A juíza da 3ª Vara da Fazenda Pública Estadual, Telmelita Guimarães Alves, determinou o recebimento da ação de improbidade contra o ex-diretor administrativo e financeiro do Instituto de Previdência do Estado (IPAJM), Rogério Augusto Mendes de Mattos. Ele é acusado de permitir a utilização das instalações da autarquia para ministrar um curso preparatório aos servidores. Na decisão publicada nesta quinta-feira (16), a magistrada vislumbrou a existência de indícios suficientes para o recebimento da denúncia ajuizada pelo Ministério Público Estadual (MPES).

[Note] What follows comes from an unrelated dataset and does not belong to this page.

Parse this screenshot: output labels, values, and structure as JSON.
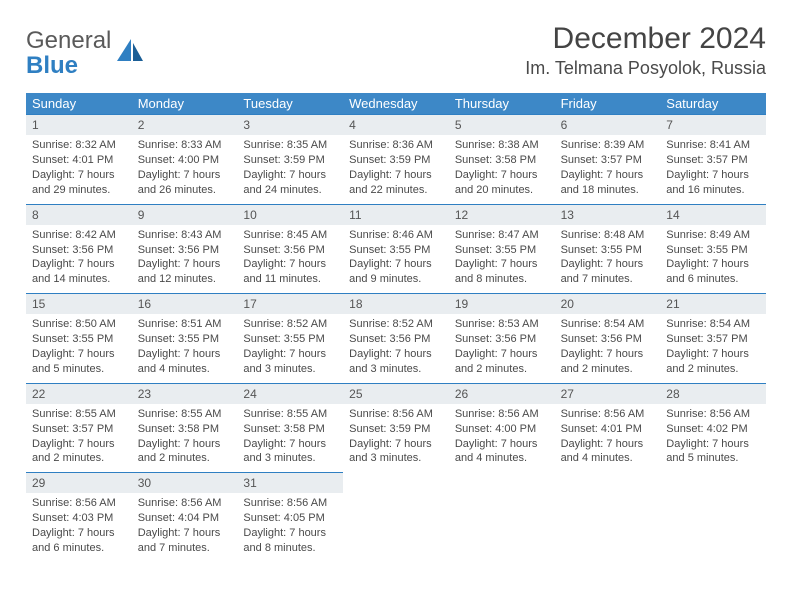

“A prova documental revelou, numa cognição sumária, elementos de destacada qualidade, apontando, em tese, para a ocorrência dos atos de improbidade administrativa que importaram na violação aos princípios da administração pública. É preciso, portanto, analisar com mais cuidado, o que é possível com a instrução probatória, se realmente houve a prática de ato de improbidade, ainda mais considerando que essa ação envolve servidor público”, narra um dos trechos da decisão assinada no dia 15 de julho.
Na denúncia inicial (0050386-12.2013.8.08.0024), a promotoria sustenta que o ex-diretor teria autorizado um grupo de servidores participasse, em um sábado no mês de maio de 2010, de uma aula preparatória para o concurso público do IPAJM. Segundo o MPES, o servidor público Rogério de Mattos teria comparecido ao local e ainda ministrou aula sobre a matéria atinente ao edital do concurso, cuja comissão responsável pela seleção era presidida pelo ex-dirigente.
No entendimento do Ministério Público, o ato praticado pelo ex-diretor da autarquia violou os princípios regentes da administração pública, bem como o dever de lealdade para com as atribuições legais inerentes ao cargo, o que configuraria na prática do ato ímprobo. Durante a instrução do processo, a defesa de Rogério de Mattos sustentou que a denúncia não teria apresentado “fatos concretos”, porém, a juíza Telmelita Alves considerou que a narração dos fatos é lógica com pedidos “juridicamente possíveis”.
A partir do recebimento da denúncia, o ex-diretor do IPAJM terá o prazo de 15 dias para responder às acusações. Na decisão, a magistrada deferiu o ingresso da autarquia como litisconsorte ativo (parte interessada) no processo.